Jessica Summers January 22, 2018

NEW YORK (Bloomberg) -- Crude futures are little changed, toggling between gains and losses as hints that OPEC may extend its output cuts into 2019 opened concern the curbs may not be working quickly enough.

Russia is prepared to prolong its alliance with the Organization of Petroleum Exporting Countries even after their accord expires at the end of 2018, Energy Minister Alexander Novak said in a Bloomberg television interview. Appearing alongside Novak, Saudi Arabian Energy Minister Khalid Al-Falih said it may be 2019 before supplies sync with demand.

The comments come after crude futures registered a weekly decline last week for the first time in a month on concern higher prices may spur more U.S. shale drilling.

The production limits “are obviously not working all that well if you need that much more time to achieve your objective,” John Kilduff, a partner at Again Capital LLC, a New York-based hedge fund, by telephone. The televised remarks were “an attempt to try and talk up the market but I’m not sure that it didn’t backfire to a degree.”

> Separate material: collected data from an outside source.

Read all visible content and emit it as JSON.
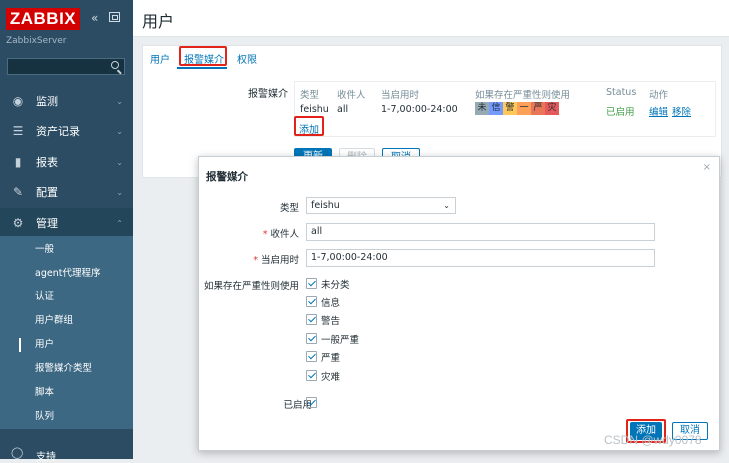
{
  "sidebar": {
    "logo": "ZABBIX",
    "collapse_icon": "«",
    "server_name": "ZabbixServer",
    "menu": [
      {
        "label": "监测",
        "icon": "eye-icon",
        "glyph": "◉"
      },
      {
        "label": "资产记录",
        "icon": "list-icon",
        "glyph": "☰"
      },
      {
        "label": "报表",
        "icon": "bar-chart-icon",
        "glyph": "▮"
      },
      {
        "label": "配置",
        "icon": "wrench-icon",
        "glyph": "🔧"
      },
      {
        "label": "管理",
        "icon": "gear-icon",
        "glyph": "⚙"
      }
    ],
    "admin_submenu": [
      "一般",
      "agent代理程序",
      "认证",
      "用户群组",
      "用户",
      "报警媒介类型",
      "脚本",
      "队列"
    ],
    "selected_submenu": "用户",
    "bottom_item": "支持"
  },
  "header": {
    "title": "用户"
  },
  "tabs": [
    "用户",
    "报警媒介",
    "权限"
  ],
  "active_tab": "报警媒介",
  "media": {
    "label": "报警媒介",
    "columns": [
      "类型",
      "收件人",
      "当启用时",
      "如果存在严重性则使用",
      "Status",
      "动作"
    ],
    "row": {
      "type": "feishu",
      "send_to": "all",
      "when_active": "1-7,00:00-24:00",
      "severities": [
        {
          "abbr": "未",
          "color": "#97aab3"
        },
        {
          "abbr": "信",
          "color": "#7499ff"
        },
        {
          "abbr": "警",
          "color": "#ffc859"
        },
        {
          "abbr": "一",
          "color": "#ffa059"
        },
        {
          "abbr": "严",
          "color": "#e97659"
        },
        {
          "abbr": "灾",
          "color": "#e45959"
        }
      ],
      "status": "已启用",
      "action_edit": "编辑",
      "action_remove": "移除"
    },
    "add_link": "添加"
  },
  "under_buttons": {
    "update": "更新",
    "delete": "删除",
    "cancel": "取消"
  },
  "dialog": {
    "title": "报警媒介",
    "type_label": "类型",
    "type_value": "feishu",
    "send_to_label": "收件人",
    "send_to_value": "all",
    "when_active_label": "当启用时",
    "when_active_value": "1-7,00:00-24:00",
    "severity_label": "如果存在严重性则使用",
    "severities": [
      "未分类",
      "信息",
      "警告",
      "一般严重",
      "严重",
      "灾难"
    ],
    "enabled_label": "已启用",
    "add_button": "添加",
    "cancel_button": "取消",
    "close_icon": "×"
  },
  "watermark": "CSDN @wdy0078"
}
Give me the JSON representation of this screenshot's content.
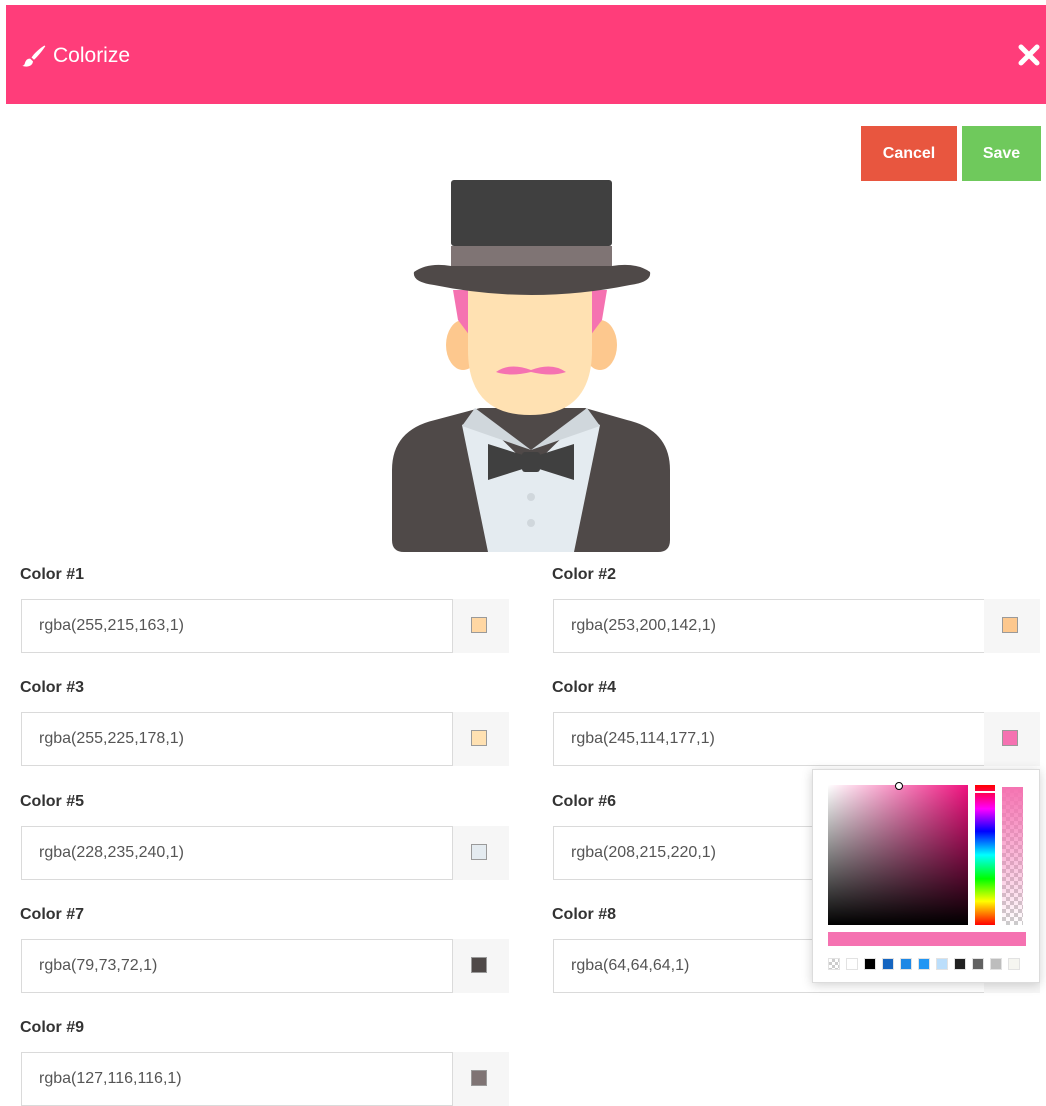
{
  "header": {
    "title": "Colorize",
    "brush_icon": "paintbrush-icon",
    "close_icon": "close-icon"
  },
  "actions": {
    "cancel_label": "Cancel",
    "save_label": "Save"
  },
  "fields": [
    {
      "label": "Color #1",
      "value": "rgba(255,215,163,1)",
      "swatch": "#ffd7a3"
    },
    {
      "label": "Color #2",
      "value": "rgba(253,200,142,1)",
      "swatch": "#fdc88e"
    },
    {
      "label": "Color #3",
      "value": "rgba(255,225,178,1)",
      "swatch": "#ffe1b2"
    },
    {
      "label": "Color #4",
      "value": "rgba(245,114,177,1)",
      "swatch": "#f572b1"
    },
    {
      "label": "Color #5",
      "value": "rgba(228,235,240,1)",
      "swatch": "#e4ebf0"
    },
    {
      "label": "Color #6",
      "value": "rgba(208,215,220,1)",
      "swatch": "#d0d7dc"
    },
    {
      "label": "Color #7",
      "value": "rgba(79,73,72,1)",
      "swatch": "#4f4948"
    },
    {
      "label": "Color #8",
      "value": "rgba(64,64,64,1)",
      "swatch": "#404040"
    },
    {
      "label": "Color #9",
      "value": "rgba(127,116,116,1)",
      "swatch": "#7f7474"
    }
  ],
  "picker": {
    "current_color": "#f572b1",
    "presets": [
      "transparent",
      "#ffffff",
      "#000000",
      "#1565c0",
      "#1e88e5",
      "#2196f3",
      "#bbdefb",
      "#212121",
      "#616161",
      "#bdbdbd",
      "#f5f5f0"
    ]
  },
  "colors": {
    "header": "#ff3d7a",
    "cancel": "#e8563f",
    "save": "#6fc95c"
  }
}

West Texas Intermediate for February delivery, which expires Monday, rose 6 cents to $63.43/bbl at 12:35 p.m. on the New York Mercantile Exchange. Total volume traded was about 23% below the 100-day average. The more-active March contract added 52 cents to $63.83.

Brent for March settlement climbed 82 cents to $69.17/bbl on the London-based ICE Futures Europe exchange. It traded at a premium of $5.36 to March WTI.

The oil market still isn’t fully re-balanced, though ministers from OPEC and allied producers agreed on Sunday in Muscat that their cuts pact is working, Russia’s Novak said.

Saudi Arabia and Russia “are re-affirming what we already know,” Michael Loewen, a commodities strategist at Scotiabank in Toronto, said by telephone. Still, with “OPEC continuing to manage supply and balance the markets long-term, that’s positive for the barrel.”

Meanwhile, in the U.S., crude stockpiles are estimated to have shrunk by 2 MMbbl last week, according to the median estimate of analysts surveyed by Bloomberg. That would be a 10th straight week of declines in the midst of refinery maintenance that typically lasts through March.

“Seasonally, you usually don’t see inventories fall,” Bill O’Grady, chief market strategist at Confluence Investment Management in St. Louis, said by telephone. “This is your big build season for crude. If you continue to see falling refinery activity and falling inventories, that’s pretty important.”